As far as intent in criminal law is concerned, it does not matter if the defendant committed the act when he was drunk and as long as the prosecution can prove that the intent was always there, the defendant can be found guilty.

Intent remains intent and if the prosecution can establish that the intention was there when the defendant was sober than the jury can convict. The fact that drugs or alcohol take away the defendant’s inhibitions does not negate or diminish intent and in some instances it does not even mitigate the crime or the offence for the reason that the intent was always there and the excessive drinking or the drugs merely made it easier for the defendant to carry out his or her intentions.

In R v Kingston (1995), the defendant was a homosexual with pedophiliac predilections and was drugged by a friend, who was employed by another party to gain some leverage that they could use to settle a business dispute with the defendant. While he was intoxicated he was encouraged to perform sexual acts with a 15 year old boy who was drugged by a soporific drink. The boy remembered nothing but the friend had photographed everything that had transpired.

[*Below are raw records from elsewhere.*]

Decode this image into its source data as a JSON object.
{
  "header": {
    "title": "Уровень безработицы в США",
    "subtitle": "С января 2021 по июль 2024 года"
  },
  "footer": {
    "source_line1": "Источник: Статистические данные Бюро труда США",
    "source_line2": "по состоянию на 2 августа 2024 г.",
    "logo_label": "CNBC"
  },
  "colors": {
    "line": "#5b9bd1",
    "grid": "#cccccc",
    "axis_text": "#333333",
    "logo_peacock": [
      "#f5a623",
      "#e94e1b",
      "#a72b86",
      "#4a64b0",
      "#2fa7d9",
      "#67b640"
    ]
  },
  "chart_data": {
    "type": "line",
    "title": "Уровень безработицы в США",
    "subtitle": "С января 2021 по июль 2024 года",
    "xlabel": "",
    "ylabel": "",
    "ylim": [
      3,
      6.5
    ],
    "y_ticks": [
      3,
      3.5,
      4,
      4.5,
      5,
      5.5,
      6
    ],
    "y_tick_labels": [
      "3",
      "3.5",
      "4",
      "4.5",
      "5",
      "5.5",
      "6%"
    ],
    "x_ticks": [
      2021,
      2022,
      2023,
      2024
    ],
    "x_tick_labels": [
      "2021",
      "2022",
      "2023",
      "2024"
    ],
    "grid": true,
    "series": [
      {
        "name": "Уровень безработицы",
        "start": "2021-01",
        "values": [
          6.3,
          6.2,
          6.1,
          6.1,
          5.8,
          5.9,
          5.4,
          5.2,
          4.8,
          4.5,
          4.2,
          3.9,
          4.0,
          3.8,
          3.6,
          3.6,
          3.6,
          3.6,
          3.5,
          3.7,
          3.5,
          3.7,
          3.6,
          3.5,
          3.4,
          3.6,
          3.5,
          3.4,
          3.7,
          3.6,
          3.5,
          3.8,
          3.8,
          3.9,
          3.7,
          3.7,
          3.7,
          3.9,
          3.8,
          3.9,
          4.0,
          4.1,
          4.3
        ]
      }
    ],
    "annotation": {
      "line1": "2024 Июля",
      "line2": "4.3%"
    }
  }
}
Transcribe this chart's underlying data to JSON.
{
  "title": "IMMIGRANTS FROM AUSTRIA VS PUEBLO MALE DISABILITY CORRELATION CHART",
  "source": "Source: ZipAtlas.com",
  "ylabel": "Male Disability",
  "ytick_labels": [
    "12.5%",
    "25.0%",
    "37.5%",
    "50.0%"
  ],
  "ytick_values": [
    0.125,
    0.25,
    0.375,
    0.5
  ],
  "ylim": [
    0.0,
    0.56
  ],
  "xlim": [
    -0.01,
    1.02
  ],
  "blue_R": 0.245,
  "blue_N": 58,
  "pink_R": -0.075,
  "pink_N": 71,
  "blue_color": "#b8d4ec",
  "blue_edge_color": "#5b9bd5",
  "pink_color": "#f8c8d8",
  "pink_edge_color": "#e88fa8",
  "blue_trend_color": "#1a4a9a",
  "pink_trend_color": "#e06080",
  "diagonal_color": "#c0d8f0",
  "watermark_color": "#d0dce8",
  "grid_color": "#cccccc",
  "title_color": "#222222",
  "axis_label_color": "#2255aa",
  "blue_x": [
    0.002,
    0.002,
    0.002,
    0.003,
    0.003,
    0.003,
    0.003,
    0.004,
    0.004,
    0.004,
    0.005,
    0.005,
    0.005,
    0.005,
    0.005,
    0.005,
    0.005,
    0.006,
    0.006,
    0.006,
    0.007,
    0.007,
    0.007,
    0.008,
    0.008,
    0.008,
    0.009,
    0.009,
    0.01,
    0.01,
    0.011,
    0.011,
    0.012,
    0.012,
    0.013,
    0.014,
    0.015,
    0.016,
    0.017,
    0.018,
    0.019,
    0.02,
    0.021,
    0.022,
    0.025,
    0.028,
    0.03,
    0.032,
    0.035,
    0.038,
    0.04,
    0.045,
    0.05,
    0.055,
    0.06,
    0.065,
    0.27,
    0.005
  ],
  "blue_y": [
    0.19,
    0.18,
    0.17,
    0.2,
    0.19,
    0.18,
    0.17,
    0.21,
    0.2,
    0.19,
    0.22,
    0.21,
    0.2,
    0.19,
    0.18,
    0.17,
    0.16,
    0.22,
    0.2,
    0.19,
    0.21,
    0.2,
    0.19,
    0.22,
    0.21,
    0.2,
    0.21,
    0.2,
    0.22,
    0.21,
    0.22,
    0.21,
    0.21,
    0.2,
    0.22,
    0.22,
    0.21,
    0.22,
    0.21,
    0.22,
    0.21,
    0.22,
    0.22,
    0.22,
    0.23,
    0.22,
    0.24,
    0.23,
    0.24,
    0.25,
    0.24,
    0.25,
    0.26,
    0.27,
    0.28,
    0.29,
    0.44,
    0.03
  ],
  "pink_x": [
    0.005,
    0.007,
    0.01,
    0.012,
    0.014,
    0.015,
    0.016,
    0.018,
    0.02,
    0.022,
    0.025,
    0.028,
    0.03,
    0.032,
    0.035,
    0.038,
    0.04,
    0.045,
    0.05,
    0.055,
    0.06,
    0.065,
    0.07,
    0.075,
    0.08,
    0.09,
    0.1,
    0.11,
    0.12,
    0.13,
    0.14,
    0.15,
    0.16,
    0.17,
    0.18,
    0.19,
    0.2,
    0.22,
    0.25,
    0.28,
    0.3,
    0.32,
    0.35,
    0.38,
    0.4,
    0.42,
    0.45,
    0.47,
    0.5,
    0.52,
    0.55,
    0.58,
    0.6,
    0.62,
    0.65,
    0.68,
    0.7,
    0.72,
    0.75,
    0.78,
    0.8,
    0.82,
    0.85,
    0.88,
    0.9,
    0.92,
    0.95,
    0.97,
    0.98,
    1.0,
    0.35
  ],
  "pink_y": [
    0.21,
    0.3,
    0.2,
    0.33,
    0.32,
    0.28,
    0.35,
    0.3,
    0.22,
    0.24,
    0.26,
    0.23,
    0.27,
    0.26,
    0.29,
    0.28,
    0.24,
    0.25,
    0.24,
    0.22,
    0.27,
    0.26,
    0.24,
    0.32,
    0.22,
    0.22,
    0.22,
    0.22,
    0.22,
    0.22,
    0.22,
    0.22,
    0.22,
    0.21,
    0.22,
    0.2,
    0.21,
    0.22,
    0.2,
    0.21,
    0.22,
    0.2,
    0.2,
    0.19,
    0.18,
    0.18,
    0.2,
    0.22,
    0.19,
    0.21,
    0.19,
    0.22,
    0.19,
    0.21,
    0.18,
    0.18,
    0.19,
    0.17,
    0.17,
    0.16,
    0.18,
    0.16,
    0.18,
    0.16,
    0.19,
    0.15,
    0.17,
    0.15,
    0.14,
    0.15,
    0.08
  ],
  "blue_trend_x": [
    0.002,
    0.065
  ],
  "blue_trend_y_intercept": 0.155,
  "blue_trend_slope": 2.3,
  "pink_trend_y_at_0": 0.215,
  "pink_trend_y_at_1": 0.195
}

The defendant was charged and a jury convicted the defendant. The defendant appealed on the grounds that he was drugged and therefore he could not form the intention to commit the offence and the Court of Appeal quashed the conviction.

The prosecution appealed and the House of Lords upheld the conviction on the basis that despite the fact that the defendant was drugged, the intention to commit the offence was always there and the trial judge’s direction to the jury had been correct in that, if the jury find that the intention was always there, then regardless of the fact that the defendant was drugged or intoxicated, the jury must convict.